Agreed @dlehman1 ! And, for completeness and for everyone's further understanding: For the geometric distribution, the way "Random Geometric (p)" is parameterized in JMP (returns the number of non-failures until a failure occurs, for failures with probability p), the mean is (1-p)/p. So, for p=0.3 the mean is (1-0.3)/0.3 =  2.3. And for p=0.1, the mean is (1-0.1)/0.1 = 9. And, these verify your simulations where you estimated the means as 2.3487 and 8.951, respectively.

https://en.wikipedia.org/wiki/Geometric_distribution     

Well, the files gives 95% confidence intervals for the mean number of parts before the first defect shows up.  If it takes 4 hours to inspect each part, then multiply the mean number of parts (and/or the confidence interval) by 4 hours. I think I may be missing something in your question, but that is what I would say.

Thanks dlehman1 and MRB3855 as both of these do end up giving me what I was looking for as I now have a few tools to add to my JMP toolbox.  I appreciate the formula supplied by MRB3855 (Samples to test to be 95% confident you find a reject = ln(0.05)/ln(1-p) where p is the reject rate which was 0.3 (30%) or 0.1 (10%), then round n up to the nearest integer) to get the answer to my basic question (9 and 29, respectively). 

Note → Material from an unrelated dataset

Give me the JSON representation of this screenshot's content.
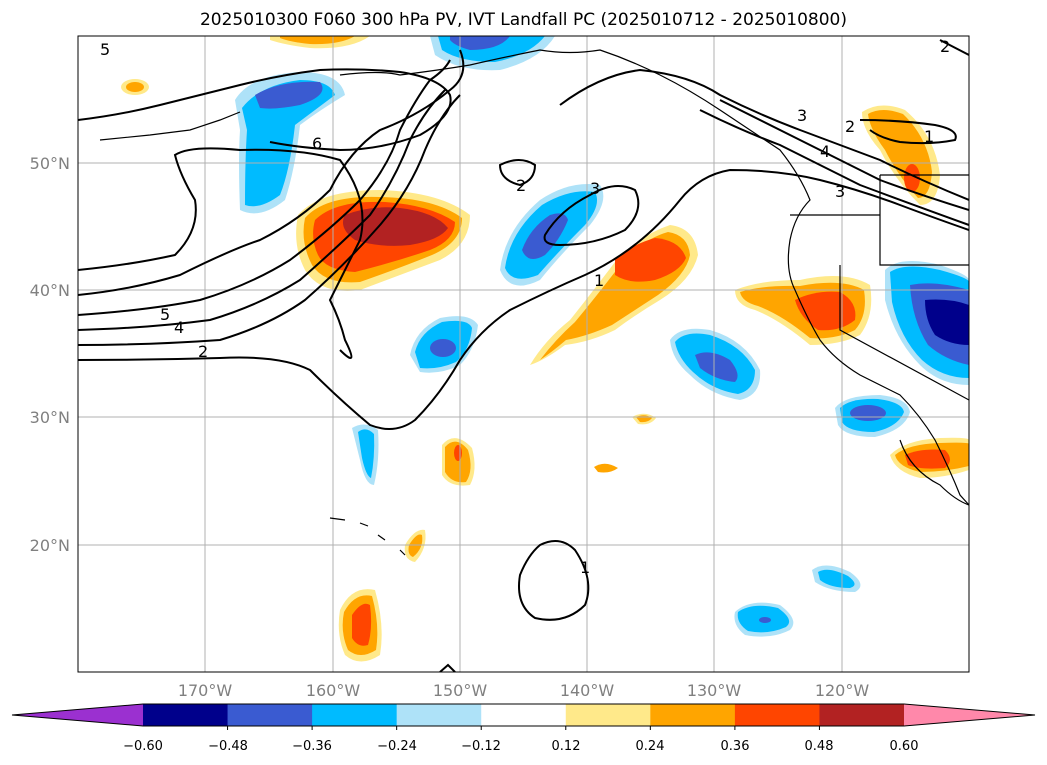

The geometric distribution was a new thing for me (thanks again for the additional explanation of that distribution MRB3855) and simulating this distribution as done in the sample file supplied by dlehman1 was an elegant statistics approach to my question which helps join the statistics vs probability component of this question.  Taking this approach a little further, I highlighted the data points around the 95% confidence level, then subset that data, which has its own distribution with a Mean approximately equal to the number supplied by the formula above.  Note, for anybody following along here, this mean number is much different than the Mean of these two randomly generated Geometric distributions as their Means are based on the whole distribution for how many parts you will need to inspect on average to find a single failure versus how many parts you need to inspect to be 95% confident you will find a single reject.

Perhaps a small challenge to this awesome JMP community would be if somebody can take this information and make a cool add-in script whereby people with a more limited understanding of statistics and probability can answer my initial question, so they can look smart to their bosses.  For example, if the user supplies the Defect Level to Detect and the Confidence Level for detecting a defect, while the script simply outputs the Number of parts to Inspect would be a nice Sample Size calculator.  Adding in dlehman1 Geometric distribution idea would be even cooler!

Thanks, calking!!  I knew JMP had to have this built in somewhere.  Now I, along with everybody else who has made it this far in the thread, know how to get the answer to my question using the already built in JMP script.